A couple of months ago, I remember standing in my friend Bryce's dorm in Lewis Hall on campus. He and I were preparing to go to a play rehearsal scheduled later that day and stopped in his dorm for a couple of minutes to grab things he'd need later. Scanning around the cramped room, my eyes stopped at his bookcase, an impressive collection of literature from authors I had never heard of. Reading the spines, I searched for titles that seemed familiar and found myself face to face with the Autobiography of Malcolm X.
"Yo Bryce man, you reading this book," I asked holding it up and staring at the colored image of the civil rights leader on the cover. "Nah bro, you can read it if you'd like," and from there it all began.

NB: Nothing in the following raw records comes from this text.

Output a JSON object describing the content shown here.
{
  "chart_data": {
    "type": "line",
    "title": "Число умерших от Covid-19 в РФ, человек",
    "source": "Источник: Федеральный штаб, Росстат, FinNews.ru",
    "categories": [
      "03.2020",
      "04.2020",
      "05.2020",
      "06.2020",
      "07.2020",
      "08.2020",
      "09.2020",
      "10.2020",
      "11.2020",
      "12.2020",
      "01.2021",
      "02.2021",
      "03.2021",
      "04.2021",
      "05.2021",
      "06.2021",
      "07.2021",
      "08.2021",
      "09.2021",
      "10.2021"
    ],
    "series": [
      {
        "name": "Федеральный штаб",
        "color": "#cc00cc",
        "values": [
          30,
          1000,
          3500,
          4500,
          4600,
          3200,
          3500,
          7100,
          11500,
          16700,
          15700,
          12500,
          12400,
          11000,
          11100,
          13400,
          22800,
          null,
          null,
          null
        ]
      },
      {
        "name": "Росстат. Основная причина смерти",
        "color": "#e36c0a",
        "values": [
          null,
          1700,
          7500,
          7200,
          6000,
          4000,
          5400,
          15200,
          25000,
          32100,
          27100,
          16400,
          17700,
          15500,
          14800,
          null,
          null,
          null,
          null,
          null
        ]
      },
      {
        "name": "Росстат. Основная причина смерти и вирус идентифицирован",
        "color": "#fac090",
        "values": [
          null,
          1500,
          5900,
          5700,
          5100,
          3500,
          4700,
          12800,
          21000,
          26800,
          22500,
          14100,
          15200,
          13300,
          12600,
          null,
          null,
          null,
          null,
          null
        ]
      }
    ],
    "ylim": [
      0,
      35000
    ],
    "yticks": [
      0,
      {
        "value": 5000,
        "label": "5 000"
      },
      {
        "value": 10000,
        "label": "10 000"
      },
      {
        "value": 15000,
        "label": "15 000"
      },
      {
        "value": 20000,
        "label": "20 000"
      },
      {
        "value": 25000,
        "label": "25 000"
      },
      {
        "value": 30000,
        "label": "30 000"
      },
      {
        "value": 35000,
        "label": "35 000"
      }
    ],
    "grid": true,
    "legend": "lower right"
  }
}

My fascination with Malcolm started early from the heartwrenching story of his childhood experiences in a Jim Crow era Michigan, the voice he carries throughout the book, and also the similarity of certain experiences. Hearing about his experiences after coming to Boston for the first time, riding the train around the city, seeing Harvard Square and other iconic landmarks and spending time in places I have also spent some time in made many parts of the story very relatable for me. I couldn't put the book down and I couldn't get the man or his ideas off of my mind.

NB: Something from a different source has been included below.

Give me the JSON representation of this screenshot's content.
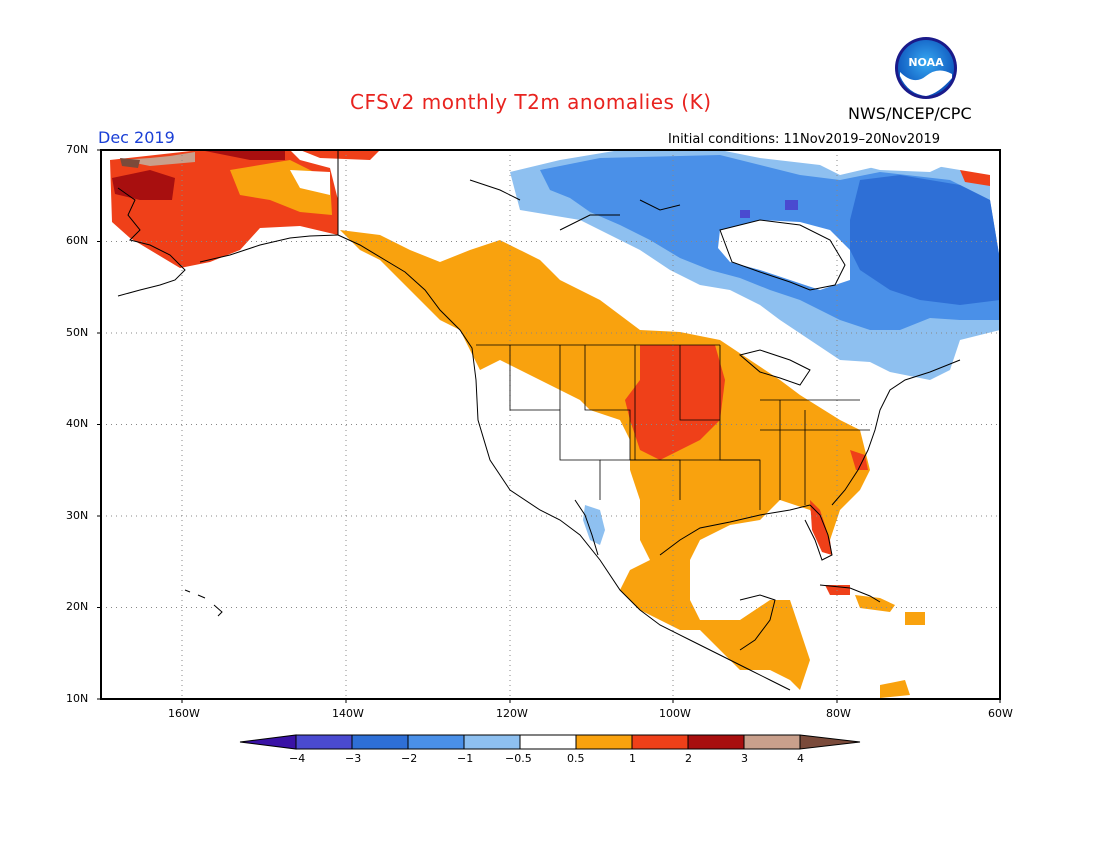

I began to question a lot about myself and my experience as an inner city Black youth in the US and really began an internal transition into critical thinking about race and the structure within American society. It was by no means a smooth transition nor an extremely positive one. Listening to the message that Malcolm was spreading during what I've begun to think of as the old civil rights movement, I learned a lot about the issues that my parents and grandparents faced and realized that there are many issues still present today. Inequality based on racist ideologies have very much continued to exist today despite the civil rights movement led by leaders such as Malcolm X and Dr. Martin Luther King.

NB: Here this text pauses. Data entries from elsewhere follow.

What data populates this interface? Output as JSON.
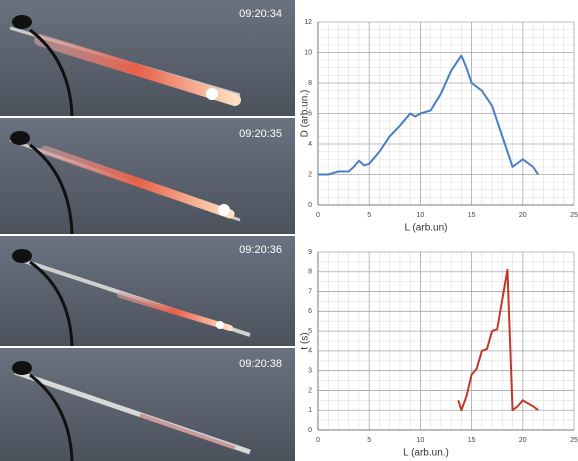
{
  "frames": [
    {
      "time": "09:20:34"
    },
    {
      "time": "09:20:35"
    },
    {
      "time": "09:20:36"
    },
    {
      "time": "09:20:38"
    }
  ],
  "chart_data": [
    {
      "type": "line",
      "xlabel": "L (arb.un)",
      "ylabel": "D (arb.un.)",
      "x": [
        0,
        1,
        2,
        3,
        3.5,
        4,
        4.5,
        5,
        6,
        7,
        8,
        9,
        9.5,
        10,
        11,
        12,
        13,
        14,
        14.5,
        15,
        16,
        17,
        18,
        19,
        20,
        21,
        21.5
      ],
      "series": [
        {
          "color": "#4a7fc1",
          "values": [
            2,
            2,
            2.2,
            2.2,
            2.5,
            2.9,
            2.6,
            2.7,
            3.5,
            4.5,
            5.2,
            6,
            5.8,
            6,
            6.2,
            7.3,
            8.8,
            9.8,
            9,
            8,
            7.5,
            6.5,
            4.5,
            2.5,
            3,
            2.5,
            2
          ]
        }
      ],
      "xlim": [
        0,
        25
      ],
      "xticks": [
        0,
        5,
        10,
        15,
        20,
        25
      ],
      "ylim": [
        0,
        12
      ],
      "yticks": [
        0,
        2,
        4,
        6,
        8,
        10,
        12
      ],
      "grid": true
    },
    {
      "type": "line",
      "xlabel": "L (arb.un.)",
      "ylabel": "t (s)",
      "x": [
        13.7,
        14,
        14.5,
        15,
        15.5,
        16,
        16.5,
        17,
        17.5,
        18,
        18.5,
        19,
        19.5,
        20,
        21,
        21.5
      ],
      "series": [
        {
          "color": "#c0392b",
          "values": [
            1.5,
            1,
            1.7,
            2.8,
            3.1,
            4,
            4.1,
            5,
            5.1,
            6.6,
            8.1,
            1,
            1.2,
            1.5,
            1.2,
            1
          ]
        }
      ],
      "xlim": [
        0,
        25
      ],
      "xticks": [
        0,
        5,
        10,
        15,
        20,
        25
      ],
      "ylim": [
        0,
        9
      ],
      "yticks": [
        0,
        1,
        2,
        3,
        4,
        5,
        6,
        7,
        8,
        9
      ],
      "grid": true
    }
  ]
}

Paired with lessons I had been learning this semester in Intro to Sociology with the fantastic Professor Dhingra, as well as experiences with students on campus involved in organizations such as the Pan African Alliance, Black Males Group, or in classes such as IR, Peace and Justice Studies, and American Studies, I became fired up. I wanted/want to change the system. I wanted to find ways to further the movement that Malcolm X began and highlighted in his book.
It was interesting coming to the end of the book where Malcolm X undergoes a huge transformation in thought as he comes into terms with his position in the Muslim umma and recognizes the true value of community. He, one of the largest voices against integration between the races, began to speak of unity and brotherhood as not only a possibility but a necessity. His plan before his murder had been to create an organization that was based on community, that though was led by black members, was open to members of all races who were striving for the same cause. He was wary about equating the experiences that people faced in the United States, but he wasn't opposed to fighting as a community to change things.
I took the book to heart. Nearly every lesson Malcolm learned as he grew up I analyzed and found ways to relate to myself so that at the end of the book I felt a shift in my thoughts as well as passions. I very much began to dedicate myself to finishing what Malcolm started and was prevented from finishing.
In that vein of thought I began looking critically at my surroundings and the environment which I'm in now at Tufts. Very much a sub community within the grander American system, there are many systematic issues with race and prejudice that go by unnoticed on Tufts community because they aren't as overt as they would have been back in Malcolm X's time. The illusion that the old civil rights movement solved all of the issues with prejudice and race is prevalent today and needs to be checked. What Malcolm X begins to explore in his book is what I believe is a new civil rights movement combatting the still prevalent issues of race that become muddled due to integration. These are all the issues that keep topics such as affirmative action debated in the US. There is a lot of work to do, and I believe that if Malcolm X won't be able to finish it, I can at least continue working to finish it myself.
Here on Tufts campus under courses in American Studies and Sociology, I am trying to learn all that I can in order to continue fighting against the systematic oppression and racism affecting minorities here in the States. Without voices like Malcolm X 's, these issues will only continue to exist and oppress. We need voices calling for community, calling for peace, and calling for brotherhood.
Here at Tufts, I'm learning how and when to speak up.